Nigeria: Yar'Adua Reaffirms Govt's Commitment to Secularism

"President Umaru Musa Yar'Adua has reaffirmed Federal government's determination to defend at all times the constitution and maintain the secularity of Nigeria so as to bequeath to the present and future generations a country where no citizen is discriminated against.
Speaking at the formal opening ceremony of the Assembly of the International Alliance of Catholic Knights at the International Conference Centre, Abuja , recently, President Yar'Adua said that the country's young democracy needs all the nurturing required to ensure its sustainability.
"In a pluralistic state such as ours, our duty is to ensure that we run a government that is a protector of all regardless of ethnic and religious affiliations. As a government, we are determined to bequeath to the present and the future generations a country where no citizen is discriminated against. We shall defend the constitution and maintain the secularity of Nigeria ""

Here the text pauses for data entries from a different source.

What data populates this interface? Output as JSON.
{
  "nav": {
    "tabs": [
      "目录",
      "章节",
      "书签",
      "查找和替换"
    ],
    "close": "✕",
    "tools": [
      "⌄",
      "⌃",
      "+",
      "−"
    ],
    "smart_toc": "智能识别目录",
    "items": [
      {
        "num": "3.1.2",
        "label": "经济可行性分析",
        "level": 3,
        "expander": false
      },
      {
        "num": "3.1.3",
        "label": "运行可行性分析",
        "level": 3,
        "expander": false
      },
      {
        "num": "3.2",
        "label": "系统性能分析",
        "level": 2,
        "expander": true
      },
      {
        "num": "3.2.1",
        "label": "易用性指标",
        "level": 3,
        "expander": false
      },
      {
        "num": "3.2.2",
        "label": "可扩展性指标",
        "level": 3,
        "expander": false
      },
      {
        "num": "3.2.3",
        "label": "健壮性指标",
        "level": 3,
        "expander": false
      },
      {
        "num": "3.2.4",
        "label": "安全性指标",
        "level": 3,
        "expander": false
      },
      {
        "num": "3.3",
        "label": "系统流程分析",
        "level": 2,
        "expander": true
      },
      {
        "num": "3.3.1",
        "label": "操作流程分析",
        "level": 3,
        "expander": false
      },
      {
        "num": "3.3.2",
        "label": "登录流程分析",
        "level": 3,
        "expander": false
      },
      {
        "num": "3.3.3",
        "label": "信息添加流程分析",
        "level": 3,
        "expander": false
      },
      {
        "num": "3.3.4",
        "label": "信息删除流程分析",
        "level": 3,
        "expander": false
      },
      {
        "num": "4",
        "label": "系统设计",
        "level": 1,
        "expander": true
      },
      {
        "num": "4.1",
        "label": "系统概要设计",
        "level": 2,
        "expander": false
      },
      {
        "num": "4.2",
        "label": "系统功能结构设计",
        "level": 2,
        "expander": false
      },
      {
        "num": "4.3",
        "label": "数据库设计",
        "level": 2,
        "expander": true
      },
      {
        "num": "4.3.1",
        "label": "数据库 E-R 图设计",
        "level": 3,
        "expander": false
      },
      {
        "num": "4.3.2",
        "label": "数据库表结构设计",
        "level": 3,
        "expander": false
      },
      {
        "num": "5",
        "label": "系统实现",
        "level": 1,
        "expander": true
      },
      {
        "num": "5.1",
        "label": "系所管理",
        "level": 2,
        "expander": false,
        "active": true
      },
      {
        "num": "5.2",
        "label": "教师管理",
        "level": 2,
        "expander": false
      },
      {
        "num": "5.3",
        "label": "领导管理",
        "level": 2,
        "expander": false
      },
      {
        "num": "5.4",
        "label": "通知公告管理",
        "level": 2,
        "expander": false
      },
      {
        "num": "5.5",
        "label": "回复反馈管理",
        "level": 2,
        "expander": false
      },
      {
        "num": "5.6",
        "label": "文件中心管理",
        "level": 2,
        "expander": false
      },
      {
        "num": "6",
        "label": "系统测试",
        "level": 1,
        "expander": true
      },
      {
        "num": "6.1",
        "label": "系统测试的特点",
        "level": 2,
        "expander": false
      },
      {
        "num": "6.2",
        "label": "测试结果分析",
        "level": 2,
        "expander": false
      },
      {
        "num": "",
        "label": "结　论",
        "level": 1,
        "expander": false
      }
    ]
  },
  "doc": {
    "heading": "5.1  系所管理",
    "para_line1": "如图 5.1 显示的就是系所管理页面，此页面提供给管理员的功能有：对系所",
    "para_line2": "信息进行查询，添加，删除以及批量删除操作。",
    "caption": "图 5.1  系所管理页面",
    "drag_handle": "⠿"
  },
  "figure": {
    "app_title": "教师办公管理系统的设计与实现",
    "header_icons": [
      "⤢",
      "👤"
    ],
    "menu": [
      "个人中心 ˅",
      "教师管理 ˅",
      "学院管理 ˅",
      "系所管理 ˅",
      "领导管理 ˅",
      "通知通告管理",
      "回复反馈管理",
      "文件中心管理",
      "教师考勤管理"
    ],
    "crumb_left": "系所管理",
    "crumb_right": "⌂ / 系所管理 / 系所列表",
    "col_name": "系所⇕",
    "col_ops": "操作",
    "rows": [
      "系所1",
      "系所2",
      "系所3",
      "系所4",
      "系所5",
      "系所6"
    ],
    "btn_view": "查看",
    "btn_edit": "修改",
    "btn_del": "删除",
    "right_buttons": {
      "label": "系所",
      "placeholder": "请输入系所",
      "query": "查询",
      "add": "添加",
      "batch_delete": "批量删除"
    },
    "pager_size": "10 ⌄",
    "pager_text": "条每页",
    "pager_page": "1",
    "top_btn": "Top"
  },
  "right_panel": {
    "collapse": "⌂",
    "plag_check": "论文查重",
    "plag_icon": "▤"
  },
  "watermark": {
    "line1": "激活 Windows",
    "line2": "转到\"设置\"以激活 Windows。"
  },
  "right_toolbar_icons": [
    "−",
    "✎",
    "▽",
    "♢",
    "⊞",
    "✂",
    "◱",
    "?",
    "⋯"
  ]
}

Daily Champion (Lagos),, 26 November 2007

I'll also post this reader's letter from Namibia which I wanted to post earlier:
"In this part of the world, the notion of religious conservatism is automatically associated with Islamic extremism. Other forms of religious intolerance as manifested in Christianity, Judaism and Hinduism are seldom acknowledged.
Namibia, of course is a secular country. However, this is hardly ever mentioned in public. If anything, Namibia is characterised by religious conservatism which continues to exert a tight grip on mass consciousness.
This, regrettably, is a legacy of colonialism.

Since the mid sixties the liberated women of Europe and Latin America have refused to accept the moral authority of the church which has resulted in a downturn in mass religion there. However, the end of the Cold War left a huge ideological gap that has been filled by religious extremism especially Christian extremism. This has been noteworthy in the underdeveloped regions of Sub-Saharan Africa, with Namibia perhaps in the forefront as the most Christian society on the continent.
When are we going to have some serious debate about secularism, not necessarily atheism, in Namibia?"

The Namibian, June 8, 2007
A lot of people talk about how religions are receeding in Europe but spreading throughout Africa, but it's not like Atheism is pushed back in Africa. Christianity and Islam is pushing traditional beliefs back. There's a lot to be said about this, but there's one thing I think is interesting: Atheism is just a single principle, as we know. But as a collection of arguments, it's targeted at Christianity in particular. Most of us don't know how all those traditional religions in the world work be they from Africa or anywhere else, but we know Christianity and we're starting to know Islam too.
So my opinion is that these two religions pave the way for Atheism or at least secularism, because they make people start to talk a religious language that we understand.